E invece, senza Jokic e Bogdanovic, non era nemmeno la migliore Serbia, come del resto erano incompleti anche gli azzurri con l’assenza giustificata di Gallinari, quella senza senso (vista l’operazione messa in atto per passaportarlo e visto che per uno di cultura statunitense nazionale significa solo Olimpiadi) di Banchero e quelle non dannose, viste le loro recenti versioni, di Belinelli e Datome. Così Petrucci-Borlotti ha dovuto subire, fa impressione dirlo, la qualificazione olimpica di Sacchetti e dovrà rimandare il secondo ritorno in Nazionale di Messina, magari anche solo come supervisore, che così potrà continuare a non costruire niente all’Olimpia Milano (ci sembra che una delle squadre migliori d’Europa sia stata smantellata senza necessità finanziarie, il caso LeDay è emblematico).

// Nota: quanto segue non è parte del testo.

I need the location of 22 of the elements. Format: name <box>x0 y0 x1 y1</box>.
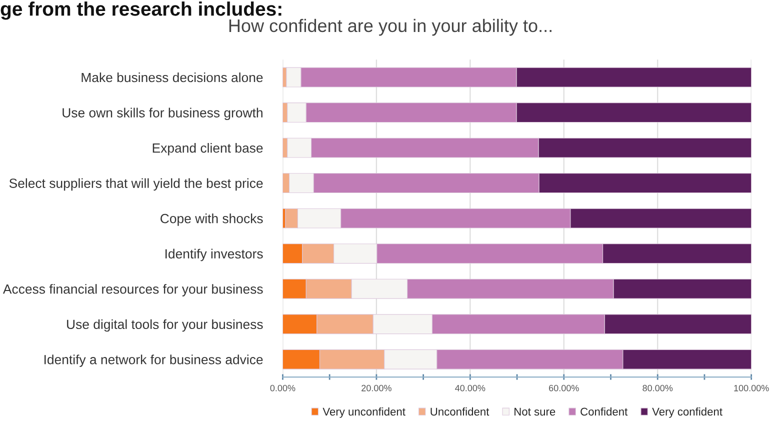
legend-label: Confident <box>580 407 628 416</box>
y-tick-label: Identify a network for business advice <box>44 354 263 367</box>
legend-label: Not sure <box>514 408 556 416</box>
legend-label: Very unconfident <box>322 407 406 418</box>
legend-label: Very confident <box>652 407 722 418</box>
y-tick-label: Make business decisions alone <box>82 72 263 82</box>
x-tick-label: 20.00% <box>362 384 392 392</box>
text: ge from the research includes: <box>0 2 282 20</box>
legend-label: Unconfident <box>430 407 490 416</box>
x-tick-label: 0.00% <box>270 384 296 392</box>
y-tick-label: Use own skills for business growth <box>62 108 262 120</box>
y-tick-label: Select suppliers that will yield the best price <box>9 178 263 191</box>
x-tick-label: 80.00% <box>642 384 673 392</box>
y-tick-label: Access financial resources for your business <box>2 284 263 296</box>
x-tick-label: 100.00% <box>734 384 769 392</box>
x-tick-label: 40.00% <box>455 384 486 392</box>
y-tick-label: Cope with shocks <box>160 214 263 226</box>
x-tick-label: 60.00% <box>549 384 579 392</box>
chart-title: How confident are you in your ability to... <box>229 18 552 36</box>
y-tick-label: Expand client base <box>152 143 263 156</box>
y-tick-label: Identify investors <box>166 248 263 262</box>
y-tick-label: Use digital tools for your business <box>67 319 263 332</box>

Ma cosa volevamo dire? Lo diciamo nelle poche righe finali: decenni di prese in giro prima jugoslave e poi serbe, con finali da circo, non valgono qualche asciugamano (giustamente, è l’ABC del fare squadra) agitato da Abass e Spissu. Kokoskov, una vita da assistente di alto livello prima di vincere qualcosa grazie a Doncic, è abbastanza anziano per ricordare lo stile jugoslavo, che poi è lo stesso del rifiuto della mano a Sacchetti, con giusto vaffanculo dell’allenatore italiano (in attesa di pronunciarne un altro fra un mese). Non è che da una parte i festeggiamenti siano parte integrante della cultura e dall’altra una provocazione.